AbdulrahmanOmar/qwen-marketing-s1 is an 8 billion parameter instruction model meticulously specialized for generating structured social media content. Unlike general instruction models that often produce unreliable or malformed structured outputs, this model achieves near-perfect reliability in delivering clean, schema-valid JSON arrays.

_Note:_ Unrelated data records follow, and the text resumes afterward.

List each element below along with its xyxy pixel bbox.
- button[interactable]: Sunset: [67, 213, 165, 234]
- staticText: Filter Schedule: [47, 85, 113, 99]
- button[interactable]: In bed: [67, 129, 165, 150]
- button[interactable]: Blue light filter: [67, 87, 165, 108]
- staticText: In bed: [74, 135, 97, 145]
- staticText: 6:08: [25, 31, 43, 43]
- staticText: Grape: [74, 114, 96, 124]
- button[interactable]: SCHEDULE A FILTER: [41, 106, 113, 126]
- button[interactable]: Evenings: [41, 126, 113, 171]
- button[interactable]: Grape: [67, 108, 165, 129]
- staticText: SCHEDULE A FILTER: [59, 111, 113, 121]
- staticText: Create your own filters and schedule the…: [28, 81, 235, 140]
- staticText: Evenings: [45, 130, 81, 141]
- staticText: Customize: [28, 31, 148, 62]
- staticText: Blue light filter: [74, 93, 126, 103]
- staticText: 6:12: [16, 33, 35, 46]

Key Capabilities & Differentiators

  • Guaranteed Structured Output: Emits bare JSON directly, ensuring 100% parsing success, correct array shape, and adherence to post count (6-8 posts).
  • Production-Ready: Designed to integrate seamlessly into automated pipelines without requiring post-processing to fix JSON formatting or content structure.
  • Comprehensive Post Elements: Each generated post includes a platform, content type, caption, hashtags, a media prompt, and reasoning, all validated against predefined schemas.
  • High Performance Metrics: Achieves an aggregate score of 0.999 on 100 held-out scenarios, with critical metrics like JSON parsing, correct array shape, and post count reaching 1.00.

Training & Limitations

The model was trained using knowledge distillation from a 14B instruction model, followed by QLoRA SFT on 1,321 schema-valid synthetic brand/campaign scenarios. It is purpose-built for its specific JSON content-plan schema and is not intended as a general chat model. Its application is limited to English marketing scenarios, and human oversight is still recommended for brand consistency and claim verification.